CODEX, word originally meaning "block" and used for an assemblage of several wax tablets held together at one side by cords. The resulting arrangement was the model for the form of book in use today. The largest assemblage of this kind so far known contained ten tablets, of which nine are still extant (Berlin Papyrus Collection, Inv. no. 14000). When two tablets were replaced by a leaf of papyrus or parchment folded in the middle, the result was the basic form of the codex.
As a rule, gatherings were made out of single leaves, and several of these were then combined into a book-block. The format was manifold, as were the makeup, the inscribing, and the decoration. Generally the codex was protected by wrappers after the fashion of book covers, which were adorned with impressed lines and ornament. The material of the codex consisted of parchment, papyrus, or paper. C. H. Roberts and T. C. Skeat have made a fundamental contribution to our knowledge of the early history of the codex.
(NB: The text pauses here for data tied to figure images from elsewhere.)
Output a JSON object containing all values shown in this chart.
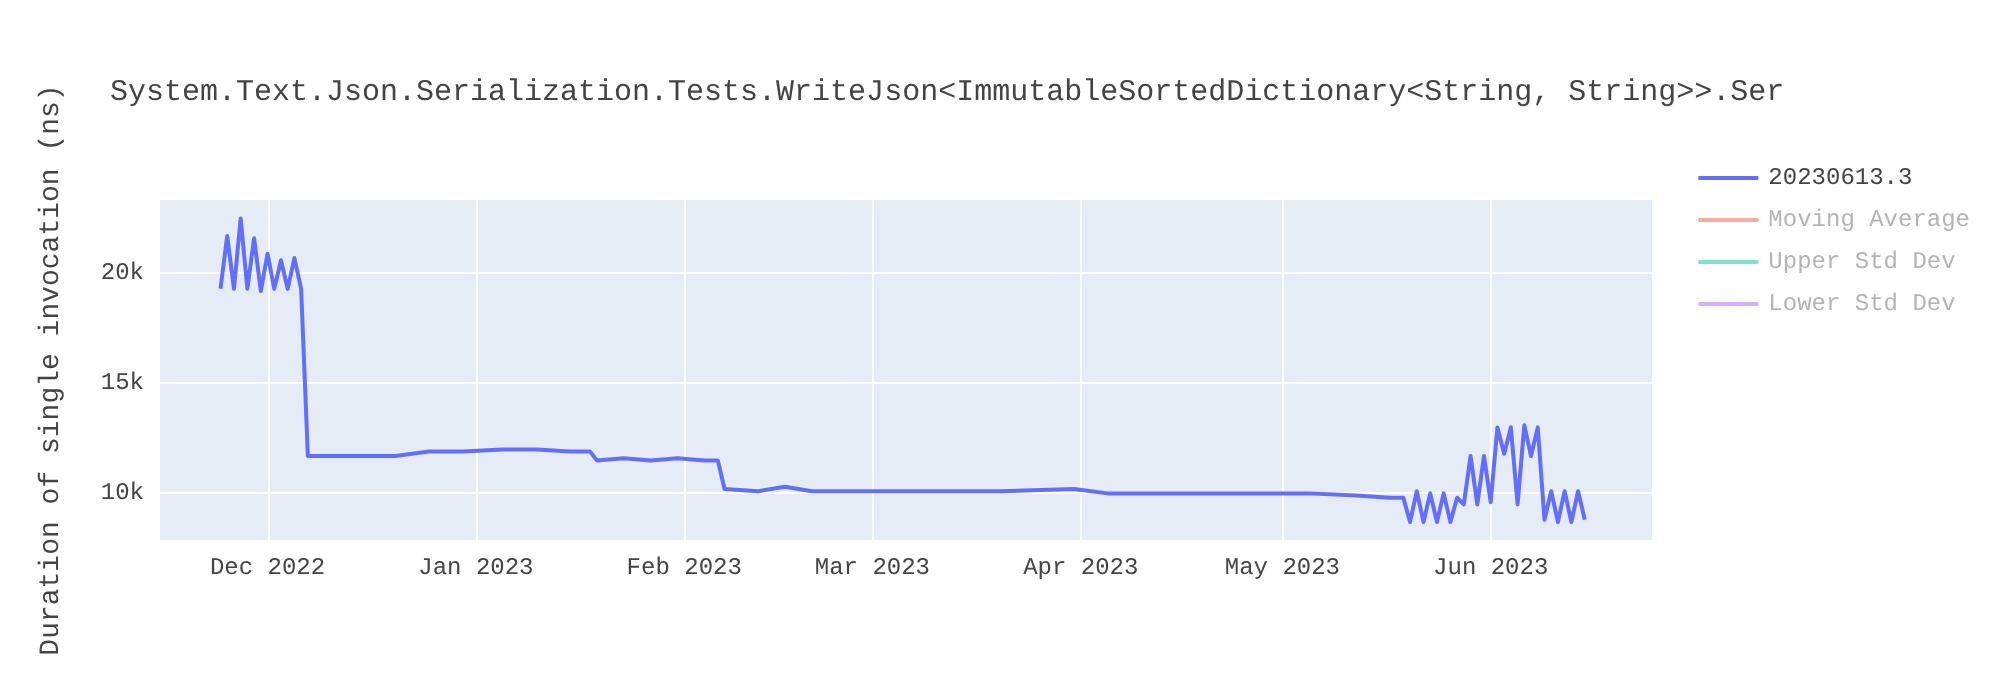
{
  "chart_data": {
    "type": "line",
    "title": "System.Text.Json.Serialization.Tests.WriteJson<ImmutableSortedDictionary<String, String>>.Ser",
    "ylabel": "Duration of single invocation (ns)",
    "x": [
      "2022-11-24",
      "2022-11-25",
      "2022-11-26",
      "2022-11-27",
      "2022-11-28",
      "2022-11-29",
      "2022-11-30",
      "2022-12-01",
      "2022-12-02",
      "2022-12-03",
      "2022-12-04",
      "2022-12-05",
      "2022-12-06",
      "2022-12-07",
      "2022-12-10",
      "2022-12-15",
      "2022-12-20",
      "2022-12-25",
      "2022-12-30",
      "2023-01-05",
      "2023-01-10",
      "2023-01-15",
      "2023-01-18",
      "2023-01-19",
      "2023-01-23",
      "2023-01-27",
      "2023-01-31",
      "2023-02-04",
      "2023-02-06",
      "2023-02-07",
      "2023-02-12",
      "2023-02-16",
      "2023-02-20",
      "2023-03-01",
      "2023-03-10",
      "2023-03-20",
      "2023-03-31",
      "2023-04-05",
      "2023-04-15",
      "2023-04-25",
      "2023-05-05",
      "2023-05-12",
      "2023-05-17",
      "2023-05-19",
      "2023-05-20",
      "2023-05-21",
      "2023-05-22",
      "2023-05-23",
      "2023-05-24",
      "2023-05-25",
      "2023-05-26",
      "2023-05-27",
      "2023-05-28",
      "2023-05-29",
      "2023-05-30",
      "2023-05-31",
      "2023-06-01",
      "2023-06-02",
      "2023-06-03",
      "2023-06-04",
      "2023-06-05",
      "2023-06-06",
      "2023-06-07",
      "2023-06-08",
      "2023-06-09",
      "2023-06-10",
      "2023-06-11",
      "2023-06-12",
      "2023-06-13",
      "2023-06-14",
      "2023-06-15"
    ],
    "series": [
      {
        "name": "20230613.3",
        "color": "#636efa",
        "values": [
          19300,
          21700,
          19300,
          22500,
          19300,
          21600,
          19200,
          20900,
          19300,
          20600,
          19300,
          20700,
          19300,
          11700,
          11700,
          11700,
          11700,
          11900,
          11900,
          12000,
          12000,
          11900,
          11900,
          11500,
          11600,
          11500,
          11600,
          11500,
          11500,
          10200,
          10100,
          10300,
          10100,
          10100,
          10100,
          10100,
          10200,
          10000,
          10000,
          10000,
          10000,
          9900,
          9800,
          9800,
          8700,
          10100,
          8700,
          10000,
          8700,
          10000,
          8700,
          9800,
          9500,
          11700,
          9500,
          11700,
          9600,
          13000,
          11800,
          13000,
          9500,
          13100,
          11700,
          13000,
          8800,
          10100,
          8700,
          10100,
          8700,
          10100,
          8800
        ]
      },
      {
        "name": "Moving Average",
        "color": "#ef553b",
        "values": [
          null,
          null,
          null,
          null,
          null,
          null,
          null,
          null,
          null,
          null,
          null,
          null,
          null,
          null,
          null,
          null,
          null,
          null,
          null,
          null,
          null,
          null,
          null,
          null,
          null,
          null,
          null,
          null,
          null,
          null,
          null,
          null,
          null,
          null,
          null,
          null,
          null,
          null,
          null,
          null,
          null,
          null,
          null,
          null,
          null,
          null,
          null,
          null,
          null,
          null,
          null,
          null,
          null,
          null,
          null,
          null,
          null,
          null,
          null,
          null,
          null,
          null,
          null,
          null,
          null,
          null,
          null,
          null,
          null,
          null,
          null
        ]
      },
      {
        "name": "Upper Std Dev",
        "color": "#00cc96",
        "values": [
          null,
          null,
          null,
          null,
          null,
          null,
          null,
          null,
          null,
          null,
          null,
          null,
          null,
          null,
          null,
          null,
          null,
          null,
          null,
          null,
          null,
          null,
          null,
          null,
          null,
          null,
          null,
          null,
          null,
          null,
          null,
          null,
          null,
          null,
          null,
          null,
          null,
          null,
          null,
          null,
          null,
          null,
          null,
          null,
          null,
          null,
          null,
          null,
          null,
          null,
          null,
          null,
          null,
          null,
          null,
          null,
          null,
          null,
          null,
          null,
          null,
          null,
          null,
          null,
          null,
          null,
          null,
          null,
          null,
          null,
          null
        ]
      },
      {
        "name": "Lower Std Dev",
        "color": "#ab63fa",
        "values": [
          null,
          null,
          null,
          null,
          null,
          null,
          null,
          null,
          null,
          null,
          null,
          null,
          null,
          null,
          null,
          null,
          null,
          null,
          null,
          null,
          null,
          null,
          null,
          null,
          null,
          null,
          null,
          null,
          null,
          null,
          null,
          null,
          null,
          null,
          null,
          null,
          null,
          null,
          null,
          null,
          null,
          null,
          null,
          null,
          null,
          null,
          null,
          null,
          null,
          null,
          null,
          null,
          null,
          null,
          null,
          null,
          null,
          null,
          null,
          null,
          null,
          null,
          null,
          null,
          null,
          null,
          null,
          null,
          null,
          null,
          null
        ]
      }
    ],
    "xlim": [
      "2022-11-15",
      "2023-06-25"
    ],
    "xticks": [
      {
        "value": "2022-12-01",
        "label": "Dec 2022"
      },
      {
        "value": "2023-01-01",
        "label": "Jan 2023"
      },
      {
        "value": "2023-02-01",
        "label": "Feb 2023"
      },
      {
        "value": "2023-03-01",
        "label": "Mar 2023"
      },
      {
        "value": "2023-04-01",
        "label": "Apr 2023"
      },
      {
        "value": "2023-05-01",
        "label": "May 2023"
      },
      {
        "value": "2023-06-01",
        "label": "Jun 2023"
      }
    ],
    "ylim": [
      7880,
      23340
    ],
    "yticks": [
      {
        "value": 10000,
        "label": "10k"
      },
      {
        "value": 15000,
        "label": "15k"
      },
      {
        "value": 20000,
        "label": "20k"
      }
    ],
    "grid": true,
    "legend": "top right",
    "marker": "none",
    "line_style": "solid"
  }
}
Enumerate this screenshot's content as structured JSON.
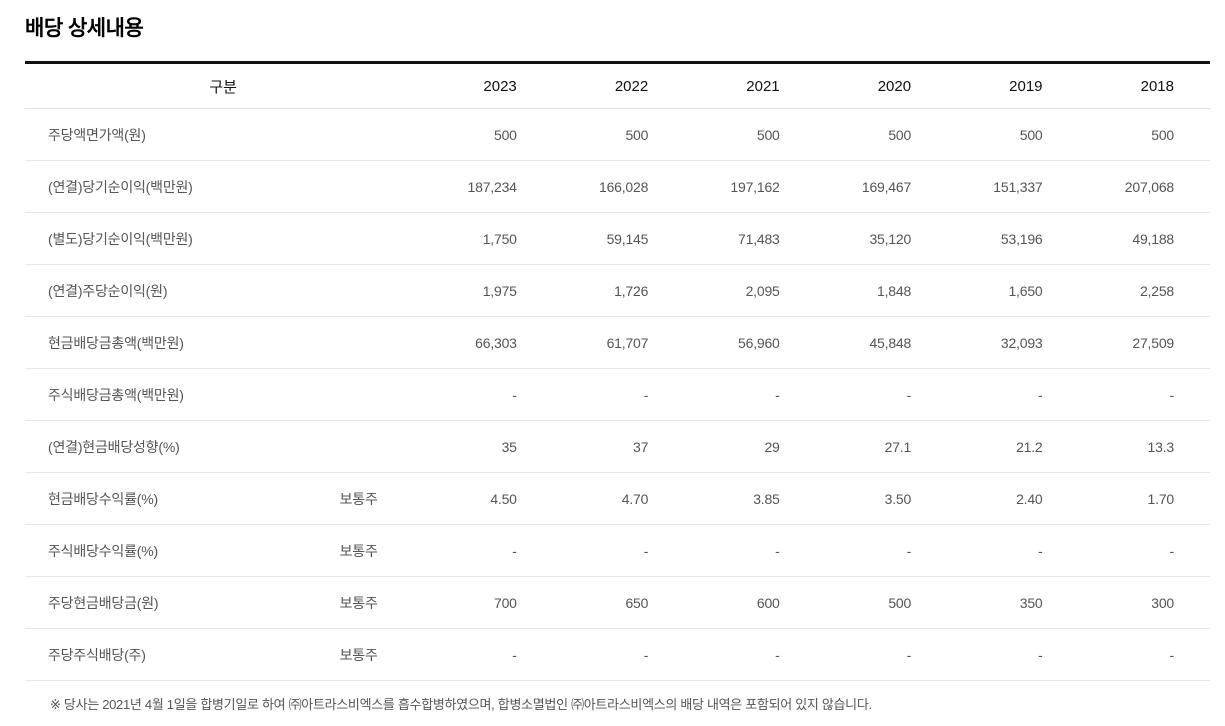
{
  "page": {
    "title": "배당 상세내용",
    "footnote": "※ 당사는 2021년 4월 1일을 합병기일로 하여 ㈜아트라스비엑스를 흡수합병하였으며, 합병소멸법인 ㈜아트라스비엑스의 배당 내역은 포함되어 있지 않습니다."
  },
  "colors": {
    "title_text": "#000000",
    "header_text": "#111111",
    "body_text": "#555555",
    "top_border": "#111111",
    "row_divider": "#e8e8e8"
  },
  "table": {
    "header": {
      "label": "구분",
      "years": [
        "2023",
        "2022",
        "2021",
        "2020",
        "2019",
        "2018"
      ]
    },
    "rows": [
      {
        "label": "주당액면가액(원)",
        "sub": "",
        "values": [
          "500",
          "500",
          "500",
          "500",
          "500",
          "500"
        ]
      },
      {
        "label": "(연결)당기순이익(백만원)",
        "sub": "",
        "values": [
          "187,234",
          "166,028",
          "197,162",
          "169,467",
          "151,337",
          "207,068"
        ]
      },
      {
        "label": "(별도)당기순이익(백만원)",
        "sub": "",
        "values": [
          "1,750",
          "59,145",
          "71,483",
          "35,120",
          "53,196",
          "49,188"
        ]
      },
      {
        "label": "(연결)주당순이익(원)",
        "sub": "",
        "values": [
          "1,975",
          "1,726",
          "2,095",
          "1,848",
          "1,650",
          "2,258"
        ]
      },
      {
        "label": "현금배당금총액(백만원)",
        "sub": "",
        "values": [
          "66,303",
          "61,707",
          "56,960",
          "45,848",
          "32,093",
          "27,509"
        ]
      },
      {
        "label": "주식배당금총액(백만원)",
        "sub": "",
        "values": [
          "-",
          "-",
          "-",
          "-",
          "-",
          "-"
        ]
      },
      {
        "label": "(연결)현금배당성향(%)",
        "sub": "",
        "values": [
          "35",
          "37",
          "29",
          "27.1",
          "21.2",
          "13.3"
        ]
      },
      {
        "label": "현금배당수익률(%)",
        "sub": "보통주",
        "values": [
          "4.50",
          "4.70",
          "3.85",
          "3.50",
          "2.40",
          "1.70"
        ]
      },
      {
        "label": "주식배당수익률(%)",
        "sub": "보통주",
        "values": [
          "-",
          "-",
          "-",
          "-",
          "-",
          "-"
        ]
      },
      {
        "label": "주당현금배당금(원)",
        "sub": "보통주",
        "values": [
          "700",
          "650",
          "600",
          "500",
          "350",
          "300"
        ]
      },
      {
        "label": "주당주식배당(주)",
        "sub": "보통주",
        "values": [
          "-",
          "-",
          "-",
          "-",
          "-",
          "-"
        ]
      }
    ]
  }
}
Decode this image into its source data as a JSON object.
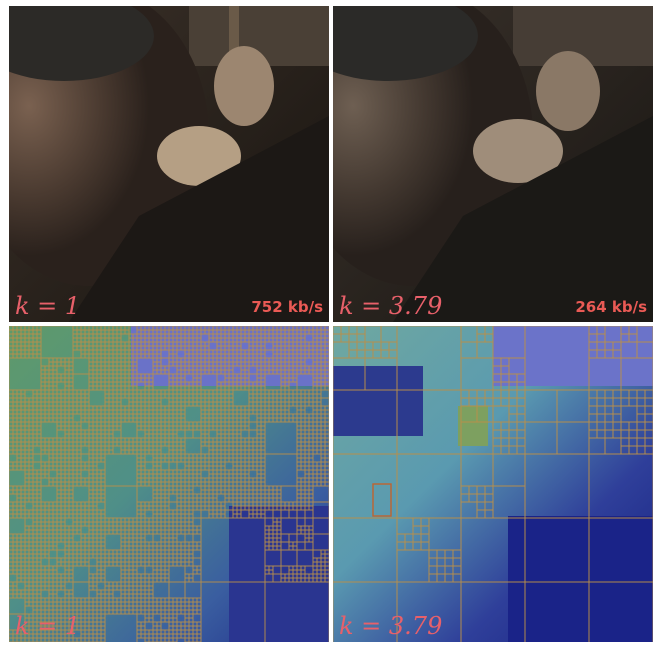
{
  "panels": [
    {
      "k_label": "k = 1",
      "bitrate": "752 kb/s"
    },
    {
      "k_label": "k = 3.79",
      "bitrate": "264 kb/s"
    },
    {
      "k_label": "k = 1"
    },
    {
      "k_label": "k = 3.79"
    }
  ],
  "colors": {
    "label": "#e8606a",
    "bitrate": "#ea5a55",
    "block_grid": "#b98f4a",
    "highlight_block": "#c0632e"
  }
}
Although the Egyptian finds begin only with the second century A.D., Christians certainly adopted the codex form even before A.D. 100. In pagan literature, on the contrary, in the second century the codex had only a modest place compared with the traditional roll. Codices were used not only for literary works but also for memoranda and documentary texts. The parchment notebook, however, seems rather to go back to Roman origins. Palimpsests are also to be found among the codices. At present it is not possible to answer the question of whether papyrus or parchment codices were developed first, or whether we should assume simultaneous use of both materials for the manufacture of codices. From the discoveries, we can determine that there was parity between the roll and the codex about 300, but thereafter the codex prevailed. This is explained in the main by the extensive transcription of literary works from rolls into codices at the beginning of the fourth century.